March 27, 2003

MARLO warns of threats to shipping
The U.S. Navy's Maritime Liaison Office in Bahrain (MARLO) has issued and advisory passing on a Coalition warning that Iraqi paramilitary forces could well use terrorist tactics against shipping and recently secured tanker terminals.

The warning comes after reports yesterday that Coalition naval forces were on high alert against suicide attacks after Iranian patrol boats intercepted an Iraqi speedboat packed with half a ton of high explosive. Three other Iraqi speedboats got away when Iranian forces engaged Iraqis at the mouth of the Shatt-al-Arab river, which marks the border between the two countries. The explosives were found after one of the Iraqi boats was run aground.
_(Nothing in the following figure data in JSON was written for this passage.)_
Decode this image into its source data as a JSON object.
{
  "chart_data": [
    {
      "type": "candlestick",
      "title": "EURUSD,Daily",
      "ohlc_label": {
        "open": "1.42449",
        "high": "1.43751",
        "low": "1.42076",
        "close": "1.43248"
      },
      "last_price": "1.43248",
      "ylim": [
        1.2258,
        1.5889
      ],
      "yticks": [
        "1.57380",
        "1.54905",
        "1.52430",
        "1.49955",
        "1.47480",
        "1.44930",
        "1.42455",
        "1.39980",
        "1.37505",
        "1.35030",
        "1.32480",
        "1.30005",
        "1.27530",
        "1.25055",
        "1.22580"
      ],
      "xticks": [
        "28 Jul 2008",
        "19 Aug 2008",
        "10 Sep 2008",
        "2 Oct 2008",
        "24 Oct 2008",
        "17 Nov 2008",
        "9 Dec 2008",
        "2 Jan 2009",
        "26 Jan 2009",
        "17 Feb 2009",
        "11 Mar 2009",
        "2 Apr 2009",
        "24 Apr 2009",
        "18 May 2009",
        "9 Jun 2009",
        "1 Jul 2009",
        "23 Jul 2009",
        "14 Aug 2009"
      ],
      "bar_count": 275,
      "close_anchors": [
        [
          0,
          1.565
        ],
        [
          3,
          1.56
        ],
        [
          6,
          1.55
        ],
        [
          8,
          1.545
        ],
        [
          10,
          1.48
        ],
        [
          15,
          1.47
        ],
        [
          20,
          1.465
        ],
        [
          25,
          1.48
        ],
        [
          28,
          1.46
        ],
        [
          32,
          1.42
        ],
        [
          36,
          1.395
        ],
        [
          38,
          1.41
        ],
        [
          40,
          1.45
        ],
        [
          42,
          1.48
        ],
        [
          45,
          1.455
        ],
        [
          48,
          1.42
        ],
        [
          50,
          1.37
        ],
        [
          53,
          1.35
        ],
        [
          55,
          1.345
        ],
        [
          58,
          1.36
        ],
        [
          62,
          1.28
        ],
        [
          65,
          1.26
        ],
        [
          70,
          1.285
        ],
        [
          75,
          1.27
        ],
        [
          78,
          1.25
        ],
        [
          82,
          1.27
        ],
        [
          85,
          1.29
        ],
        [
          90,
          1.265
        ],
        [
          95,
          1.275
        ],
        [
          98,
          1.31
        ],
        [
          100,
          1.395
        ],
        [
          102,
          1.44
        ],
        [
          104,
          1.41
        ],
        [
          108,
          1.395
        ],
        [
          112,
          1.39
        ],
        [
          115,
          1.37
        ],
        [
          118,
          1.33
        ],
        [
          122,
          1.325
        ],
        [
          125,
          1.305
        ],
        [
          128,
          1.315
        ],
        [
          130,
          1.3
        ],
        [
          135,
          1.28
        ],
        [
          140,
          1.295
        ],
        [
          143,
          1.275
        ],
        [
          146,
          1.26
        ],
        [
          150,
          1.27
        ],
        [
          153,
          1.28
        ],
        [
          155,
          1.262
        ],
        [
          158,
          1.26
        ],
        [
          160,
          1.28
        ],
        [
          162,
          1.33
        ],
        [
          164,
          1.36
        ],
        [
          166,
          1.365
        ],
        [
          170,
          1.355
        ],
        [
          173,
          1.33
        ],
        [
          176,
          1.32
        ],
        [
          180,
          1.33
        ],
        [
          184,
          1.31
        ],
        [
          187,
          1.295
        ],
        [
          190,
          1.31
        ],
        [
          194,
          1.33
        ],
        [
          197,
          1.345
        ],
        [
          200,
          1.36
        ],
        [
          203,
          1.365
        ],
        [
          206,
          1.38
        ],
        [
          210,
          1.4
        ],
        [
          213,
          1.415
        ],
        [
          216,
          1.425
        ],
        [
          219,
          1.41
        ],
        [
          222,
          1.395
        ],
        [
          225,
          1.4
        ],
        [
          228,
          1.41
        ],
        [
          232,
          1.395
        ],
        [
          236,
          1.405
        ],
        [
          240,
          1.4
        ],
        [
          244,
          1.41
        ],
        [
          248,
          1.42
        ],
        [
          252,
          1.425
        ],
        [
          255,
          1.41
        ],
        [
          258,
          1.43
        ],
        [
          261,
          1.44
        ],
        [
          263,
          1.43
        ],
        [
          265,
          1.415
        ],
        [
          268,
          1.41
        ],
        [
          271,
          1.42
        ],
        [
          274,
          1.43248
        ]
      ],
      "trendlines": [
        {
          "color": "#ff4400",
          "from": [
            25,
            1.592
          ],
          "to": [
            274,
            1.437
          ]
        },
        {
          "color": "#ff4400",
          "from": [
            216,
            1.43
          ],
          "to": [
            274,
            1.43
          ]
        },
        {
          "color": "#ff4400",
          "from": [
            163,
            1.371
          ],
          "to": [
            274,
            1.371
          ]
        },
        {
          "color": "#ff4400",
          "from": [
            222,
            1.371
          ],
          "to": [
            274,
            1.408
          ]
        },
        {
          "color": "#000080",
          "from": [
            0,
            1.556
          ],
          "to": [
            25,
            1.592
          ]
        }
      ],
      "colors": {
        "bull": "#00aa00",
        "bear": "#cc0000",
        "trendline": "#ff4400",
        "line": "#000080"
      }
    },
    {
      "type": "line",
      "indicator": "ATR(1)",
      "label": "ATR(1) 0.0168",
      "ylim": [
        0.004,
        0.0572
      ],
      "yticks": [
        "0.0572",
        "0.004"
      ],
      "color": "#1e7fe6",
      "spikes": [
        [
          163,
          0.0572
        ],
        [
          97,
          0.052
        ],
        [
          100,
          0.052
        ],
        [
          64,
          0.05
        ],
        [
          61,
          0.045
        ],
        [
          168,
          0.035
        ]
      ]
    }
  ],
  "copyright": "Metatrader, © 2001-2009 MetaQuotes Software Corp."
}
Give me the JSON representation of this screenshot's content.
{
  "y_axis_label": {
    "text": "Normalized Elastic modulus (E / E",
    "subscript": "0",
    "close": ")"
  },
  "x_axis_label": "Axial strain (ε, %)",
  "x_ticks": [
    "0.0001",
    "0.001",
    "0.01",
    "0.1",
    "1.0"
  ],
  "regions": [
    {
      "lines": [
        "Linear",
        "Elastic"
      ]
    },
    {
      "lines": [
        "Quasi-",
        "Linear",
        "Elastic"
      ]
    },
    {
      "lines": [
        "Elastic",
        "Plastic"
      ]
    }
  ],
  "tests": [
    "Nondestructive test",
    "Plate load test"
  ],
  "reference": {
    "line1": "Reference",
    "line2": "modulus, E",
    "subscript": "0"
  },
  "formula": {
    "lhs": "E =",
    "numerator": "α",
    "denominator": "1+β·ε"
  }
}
Today's MARLO advisory notes that "Iraqi paramilitary forces have conducted a number of attacks in direct violation of the Law of Armed Conflict ... These acts include disguising armed combatants as civilians or other nation's military, using civilians as human shields, feigning surrender or requesting humanitarian assistance before attacking Coalition forces."

These same tactics could be used against Coalition naval forces operating in the northern Arabian Gulf and upon the recently secured Mina Al-Bakr Oil Terminal (MABOT) and Khor Al-Amaya Oil Terminal (KAAOT).
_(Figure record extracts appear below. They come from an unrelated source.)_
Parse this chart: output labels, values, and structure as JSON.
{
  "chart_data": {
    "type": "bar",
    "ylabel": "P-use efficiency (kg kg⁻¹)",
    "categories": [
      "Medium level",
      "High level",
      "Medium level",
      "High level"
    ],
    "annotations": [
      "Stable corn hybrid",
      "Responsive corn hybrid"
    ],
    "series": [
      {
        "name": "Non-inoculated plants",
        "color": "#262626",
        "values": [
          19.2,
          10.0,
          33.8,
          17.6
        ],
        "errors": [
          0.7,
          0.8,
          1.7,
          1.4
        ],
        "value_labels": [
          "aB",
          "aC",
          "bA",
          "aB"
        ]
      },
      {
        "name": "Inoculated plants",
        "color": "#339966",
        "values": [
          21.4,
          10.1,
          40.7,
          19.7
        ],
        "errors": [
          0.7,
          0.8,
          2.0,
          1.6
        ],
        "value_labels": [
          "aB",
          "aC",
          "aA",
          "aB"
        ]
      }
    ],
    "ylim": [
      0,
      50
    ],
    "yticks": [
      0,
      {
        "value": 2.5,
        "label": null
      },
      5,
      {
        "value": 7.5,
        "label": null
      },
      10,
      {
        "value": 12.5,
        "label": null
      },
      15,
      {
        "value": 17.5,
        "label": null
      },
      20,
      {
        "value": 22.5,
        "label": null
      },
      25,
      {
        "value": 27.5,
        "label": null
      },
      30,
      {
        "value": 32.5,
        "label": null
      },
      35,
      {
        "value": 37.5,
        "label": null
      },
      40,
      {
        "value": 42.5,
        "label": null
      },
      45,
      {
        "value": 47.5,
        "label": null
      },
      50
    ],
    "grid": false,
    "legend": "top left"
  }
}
"All vessels and aircraft operating in the Arabian Gulf are to remain clear of Coalition naval units and MABOT and KAAOT," says the advisory. "For your own safety, be aware of the Coalition's heightened state of awareness concerning the potential threat posed by Iraqi paramilitary forces. We strongly recommend that all vessels contact Coalition ships on bridge-to bridge channel 16 if they must operate in proximity to coalition units."

"Coalition Navy and Marine forces will only attack opposing military forces or unknown vessels demonstrating a threat of imminent attack against Coalition forces or property," says the advisory. "However, if vessels of the maritime shipping community or coastal merchants are used for military purposes, these vessels will be subject to being confiscated or destroyed by Coalition forces. The Coalition intends no harm or injury to innocents and noncombatants."

"It is imperative for the maritime community and coastal merchants to avoid interference with any Coalition operations in your area," says the advisory, " so you are not mistakenly identified as a military target."

Earlier this week, the U.S. State Department issued a statement saying that "the United States is taking steps to ensure the continued movement of shipping and tanker traffic to and from the Persian Gulf."

Coalition military forces will provide security if required or requested, said the statement. "The Department of Transportation will continue, under existing authority, to provide war risk insurance for vessels, including cargoes and crew entering the region, when commercial insurance cannot be obtained on reasonable terms and conditions," noted the statement.

"The uninterrupted movement of shipping in the region means that delivery of humanitarian supplies to the region can continue," said the statement. "As a result, we believe that the UN Security Council should take prompt action to modify the Oil-for-Food Program in order to assure continued delivery of humanitarian supplies, particularly foodstuffs and medical goods, to Iraqi civilians."

Breaking news at this morning's Central Command press conference was that delivery of humanitarian cargoes to Umm Qasr had been delayed by the discovery of sophisticated bottom-influence mines on the sea bottom, adjacent to the cleared channel. These mines could be capable of detonating after first "counting" a previously determined number of passing ships.